Eventually, I reached the intersection that I had been looking forward for hours. I lifted my left arm, feeling like a turtle among the motorized traffic. I changed to the middle lane, for what seemed like an eternity, and eventually turned left and exited the highway. I breathed out loudly, released my grip on the handlebars, raised my head to look at the landscape, stretched my arms and my back. I parked onto an olive tree and sat down on the talus. Time to relax. The land sloped gently to the south-west. And then across the valley, the mountains rose again sharply, jutting from the plain along a perfect line extending far to the south, disappearing into a ceiling of grey clouds. I was facing the Sparta fault scarp.

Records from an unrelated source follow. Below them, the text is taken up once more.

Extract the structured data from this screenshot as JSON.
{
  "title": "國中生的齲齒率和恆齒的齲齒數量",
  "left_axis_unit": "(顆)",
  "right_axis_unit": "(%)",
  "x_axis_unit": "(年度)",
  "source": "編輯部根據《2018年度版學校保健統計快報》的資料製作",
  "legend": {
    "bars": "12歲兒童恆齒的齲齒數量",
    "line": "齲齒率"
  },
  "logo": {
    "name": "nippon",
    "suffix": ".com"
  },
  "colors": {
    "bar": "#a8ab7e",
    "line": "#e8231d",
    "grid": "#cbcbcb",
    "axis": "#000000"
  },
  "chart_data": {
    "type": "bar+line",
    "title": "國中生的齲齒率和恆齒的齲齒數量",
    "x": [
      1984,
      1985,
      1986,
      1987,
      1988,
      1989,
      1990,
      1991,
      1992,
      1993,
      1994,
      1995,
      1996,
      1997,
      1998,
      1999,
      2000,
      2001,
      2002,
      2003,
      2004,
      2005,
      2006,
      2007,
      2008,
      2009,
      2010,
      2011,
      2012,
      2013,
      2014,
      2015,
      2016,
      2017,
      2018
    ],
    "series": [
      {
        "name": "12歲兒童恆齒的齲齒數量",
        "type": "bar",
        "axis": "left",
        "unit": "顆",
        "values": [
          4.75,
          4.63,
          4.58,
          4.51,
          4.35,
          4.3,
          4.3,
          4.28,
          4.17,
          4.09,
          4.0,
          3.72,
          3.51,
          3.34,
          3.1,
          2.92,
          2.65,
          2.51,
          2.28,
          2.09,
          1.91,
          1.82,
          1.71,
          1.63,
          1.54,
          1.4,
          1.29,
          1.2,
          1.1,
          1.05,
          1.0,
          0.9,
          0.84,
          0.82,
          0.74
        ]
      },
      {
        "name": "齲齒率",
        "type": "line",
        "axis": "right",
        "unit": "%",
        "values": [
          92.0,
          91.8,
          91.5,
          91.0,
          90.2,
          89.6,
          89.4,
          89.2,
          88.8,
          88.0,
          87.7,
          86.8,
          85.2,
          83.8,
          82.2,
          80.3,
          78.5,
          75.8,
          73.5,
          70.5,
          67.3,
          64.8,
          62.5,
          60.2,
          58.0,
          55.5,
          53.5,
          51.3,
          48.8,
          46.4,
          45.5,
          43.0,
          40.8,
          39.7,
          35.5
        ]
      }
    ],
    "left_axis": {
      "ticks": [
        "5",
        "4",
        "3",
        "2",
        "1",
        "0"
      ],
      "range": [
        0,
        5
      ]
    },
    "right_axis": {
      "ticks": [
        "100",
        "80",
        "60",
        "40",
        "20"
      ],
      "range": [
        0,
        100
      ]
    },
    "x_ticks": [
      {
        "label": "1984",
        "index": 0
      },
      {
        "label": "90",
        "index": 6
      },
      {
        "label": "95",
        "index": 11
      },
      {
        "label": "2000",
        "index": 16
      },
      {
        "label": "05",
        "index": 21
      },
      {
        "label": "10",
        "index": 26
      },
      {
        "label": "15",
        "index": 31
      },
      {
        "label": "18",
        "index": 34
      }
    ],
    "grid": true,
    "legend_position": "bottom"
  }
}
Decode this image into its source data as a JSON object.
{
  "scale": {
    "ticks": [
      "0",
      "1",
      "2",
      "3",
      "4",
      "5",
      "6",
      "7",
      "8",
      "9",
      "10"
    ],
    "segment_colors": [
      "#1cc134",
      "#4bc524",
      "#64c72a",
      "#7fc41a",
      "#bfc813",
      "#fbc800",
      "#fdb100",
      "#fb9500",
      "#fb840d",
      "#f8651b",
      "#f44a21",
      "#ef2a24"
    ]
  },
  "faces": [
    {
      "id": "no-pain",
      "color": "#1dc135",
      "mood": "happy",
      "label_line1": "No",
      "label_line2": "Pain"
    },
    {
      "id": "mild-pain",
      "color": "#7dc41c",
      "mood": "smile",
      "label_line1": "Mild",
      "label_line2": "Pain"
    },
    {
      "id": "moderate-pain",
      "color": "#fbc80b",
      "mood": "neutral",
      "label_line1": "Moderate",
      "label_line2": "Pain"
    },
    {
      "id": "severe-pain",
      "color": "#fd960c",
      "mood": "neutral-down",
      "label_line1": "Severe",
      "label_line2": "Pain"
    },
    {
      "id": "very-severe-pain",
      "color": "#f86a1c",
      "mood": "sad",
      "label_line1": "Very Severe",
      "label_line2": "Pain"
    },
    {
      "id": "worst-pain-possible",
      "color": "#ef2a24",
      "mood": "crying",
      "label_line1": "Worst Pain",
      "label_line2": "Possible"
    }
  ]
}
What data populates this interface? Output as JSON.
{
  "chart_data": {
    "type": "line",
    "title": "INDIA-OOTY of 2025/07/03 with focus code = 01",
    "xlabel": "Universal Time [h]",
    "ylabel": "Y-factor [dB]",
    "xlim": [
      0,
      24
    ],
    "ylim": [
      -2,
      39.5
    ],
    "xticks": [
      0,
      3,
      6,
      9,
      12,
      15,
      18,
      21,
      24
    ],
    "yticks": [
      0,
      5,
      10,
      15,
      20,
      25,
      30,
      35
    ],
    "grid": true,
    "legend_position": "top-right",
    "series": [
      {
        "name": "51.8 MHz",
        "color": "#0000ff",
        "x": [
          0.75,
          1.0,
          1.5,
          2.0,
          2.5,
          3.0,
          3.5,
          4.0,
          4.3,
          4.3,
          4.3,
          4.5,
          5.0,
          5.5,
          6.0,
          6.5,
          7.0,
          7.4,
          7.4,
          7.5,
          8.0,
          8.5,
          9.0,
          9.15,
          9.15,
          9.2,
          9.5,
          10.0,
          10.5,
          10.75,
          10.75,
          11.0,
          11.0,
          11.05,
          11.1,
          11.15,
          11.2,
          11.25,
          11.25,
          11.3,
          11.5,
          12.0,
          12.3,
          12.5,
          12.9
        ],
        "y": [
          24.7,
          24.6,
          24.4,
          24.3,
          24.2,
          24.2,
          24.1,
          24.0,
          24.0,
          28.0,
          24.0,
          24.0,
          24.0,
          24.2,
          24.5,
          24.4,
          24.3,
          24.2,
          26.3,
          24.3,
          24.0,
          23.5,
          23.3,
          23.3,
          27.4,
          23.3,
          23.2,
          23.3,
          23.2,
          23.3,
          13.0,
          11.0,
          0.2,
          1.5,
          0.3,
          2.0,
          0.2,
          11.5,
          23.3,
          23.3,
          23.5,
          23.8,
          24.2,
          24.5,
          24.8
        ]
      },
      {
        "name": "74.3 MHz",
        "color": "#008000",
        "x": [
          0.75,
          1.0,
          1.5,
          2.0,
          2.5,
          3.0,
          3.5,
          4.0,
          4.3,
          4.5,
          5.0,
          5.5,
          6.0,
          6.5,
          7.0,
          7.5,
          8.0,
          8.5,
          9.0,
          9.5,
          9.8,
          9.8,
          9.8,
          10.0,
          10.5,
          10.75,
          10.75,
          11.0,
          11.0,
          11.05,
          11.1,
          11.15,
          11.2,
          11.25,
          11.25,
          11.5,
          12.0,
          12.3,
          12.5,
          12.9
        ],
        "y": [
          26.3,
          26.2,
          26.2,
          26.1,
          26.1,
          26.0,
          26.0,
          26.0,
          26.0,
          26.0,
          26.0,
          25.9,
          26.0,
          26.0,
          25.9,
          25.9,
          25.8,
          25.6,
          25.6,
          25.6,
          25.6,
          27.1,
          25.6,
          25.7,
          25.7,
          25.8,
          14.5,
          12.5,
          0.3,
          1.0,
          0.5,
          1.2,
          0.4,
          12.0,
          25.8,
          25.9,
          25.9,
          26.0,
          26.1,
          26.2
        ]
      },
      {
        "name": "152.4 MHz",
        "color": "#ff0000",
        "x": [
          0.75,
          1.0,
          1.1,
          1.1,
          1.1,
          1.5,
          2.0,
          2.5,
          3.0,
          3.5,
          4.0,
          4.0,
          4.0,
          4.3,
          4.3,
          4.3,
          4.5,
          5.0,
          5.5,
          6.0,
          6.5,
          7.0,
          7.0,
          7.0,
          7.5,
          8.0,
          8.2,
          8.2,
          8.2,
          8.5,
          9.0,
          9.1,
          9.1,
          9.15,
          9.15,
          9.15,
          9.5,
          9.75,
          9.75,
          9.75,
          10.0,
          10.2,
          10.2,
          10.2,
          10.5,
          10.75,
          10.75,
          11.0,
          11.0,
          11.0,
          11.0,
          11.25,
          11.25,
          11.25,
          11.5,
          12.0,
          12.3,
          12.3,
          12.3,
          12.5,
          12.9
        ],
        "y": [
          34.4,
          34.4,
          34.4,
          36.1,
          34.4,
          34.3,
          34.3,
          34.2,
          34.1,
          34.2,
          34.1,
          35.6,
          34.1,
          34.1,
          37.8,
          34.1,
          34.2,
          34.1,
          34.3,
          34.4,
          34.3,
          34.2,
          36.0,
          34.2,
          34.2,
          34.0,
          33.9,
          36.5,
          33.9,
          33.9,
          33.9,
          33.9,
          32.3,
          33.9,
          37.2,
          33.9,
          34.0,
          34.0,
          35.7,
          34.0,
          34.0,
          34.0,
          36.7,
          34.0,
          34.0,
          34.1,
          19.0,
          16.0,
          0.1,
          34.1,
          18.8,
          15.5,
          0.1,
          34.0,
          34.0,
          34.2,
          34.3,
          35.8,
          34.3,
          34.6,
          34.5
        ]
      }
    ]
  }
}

It was here, or rather in a computer model of here, that thirteen years earlier, I had taken my first steps into academia. For a full month, I had shared office with geologists from the Université Pierre et Marie Curie in the heart of Paris. I worked on a computer program and tried to reproduce the shape of mountains formed by erosion and sedimentation by a normal fault much like the one in front of my eyes. Rivers cut into the scarp, forming steep V-shape valleys, and a triangle of steep land between each. The slope of the triangle is controlled by rain, rain from the glacial periods, when Greece was a wetter place. The project was successful and became part of a scientific paper by my advisor. A paper like those we read and presented in class, not without great effort, fear and aversion, primarily for the fact these papers were written in English, and English was very foreign then. But research was new and fun. Geomorphology, the study of landforms, was fascinating. I wanted more of it.

I had been looking forward to this sight for a while. The fault scarp looked very much like it did in the computer model, with the steep valleys and the triangles of land in-between. I expected I would feel something, maybe say a last goodbye to academia and close that chapter of my life, which had not been working so well after all. It would have made a nice story. But none of that happened. I was angry and restless. I still felt tensed from the thirty kilometres of anxious cycling on the deadly highway. The new enthusiasm I had felt while leaving Poros and then Hydra had been short-lived. Cycling had been fun, but on days like today, it was only stressful and mentally exhausting. I was making an overdose of road anxiety. Our children and grandchildren, I hoped, would enjoy a quieter and friendlier road. But meanwhile in the era of oil and speed, we cyclists are marginal animals, getting condescension in the best of cases.

My body and my mind were exhausted. I did not feel like camping. I just wanted to book a room for the night, and get there before the rain. The fault scarp was cloudy and backlit, its lower part barely visible in the shadow of the clouds. It was not even good for photos. Downhill.